Stefano Battaglia -The River of Anyder (ECM 2011)

"I set myself the task of writing songs and dances uninfluenced by the sophistication of contemporary musical languages, striving to shape pieces that might have been played on archaic instruments a thousand years ago. I think of it as a kind of music before the idioms."

The pure water of the Anyder River flowed through Sir Thomas More's "Utopia". Italian pianist Stefano Battaglia celebrates it here, in music uncontaminated by jazz trends: "I set myself the task of writing songs and dances uninfluenced by the sophistication of contemporary musical languages, striving to shape pieces that might have been played on archaic instruments a thousand years ago. I think of it as a kind of music before the idioms." If the piano trio remains a modern institution and the improvisational group understanding shared by Battaglia, Maiore and Dani cannot help but be of-the-moment, the musicians have nonetheless made an album that feels "timeless".
The compositions here are mostly named after mythical and legendary locations, each of them conferring specific atmospheres. Fictional and real-world place names are interspersed.
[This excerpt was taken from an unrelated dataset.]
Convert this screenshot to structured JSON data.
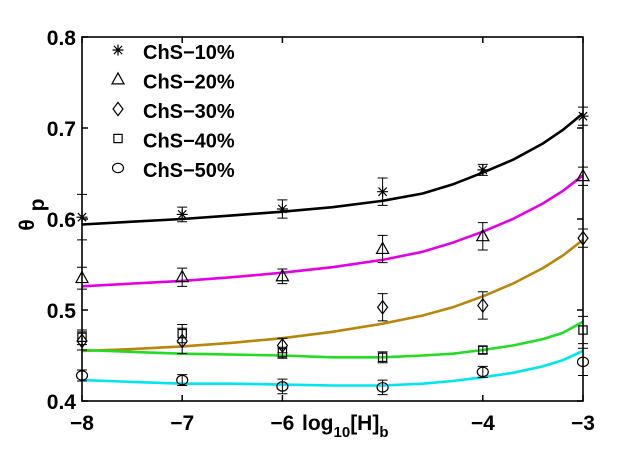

From Minas Tirith, Tolkien's White City, the players travel, via the Utopian river, to the sacred mountain of Ararat and onward to Bensalem, mythical island in Sir Francis Bacon's New Atlantis, somewhere to the West of Peru, where an enlightened citizenry labours to improve man's understanding: "We have twelve that sail into foreign countries under the names of other nations (for our own we conceal), who bring us the books and abstracts, and patterns of experiments of all other parts."
In his selection of literary and philosophical quotes for the CD booklet, Battaglia casts a net that similarly brings far-flung traditions into juxtaposition, referencing Rumi and Rimbaud, Hildegard von Bingen and Black Elk of the Oglala Sioux: these are just some of the names that fire the composer's imagination. Yet it is not a musical patchwork that he has created from such influences but an original concept that seems to spring from a strong, organic centre. The trio has its own deep pulses and its own methodology. There is a robust lyricism at work as modal improvisations unfold. CD booklet includes text fragments from Thomas More, Jalal ad-Din Rumi, Francis Bacon, Arthur Rimbaud, Hildegard von Bingen, and Black Elk, plus photography by Caterian di Perri.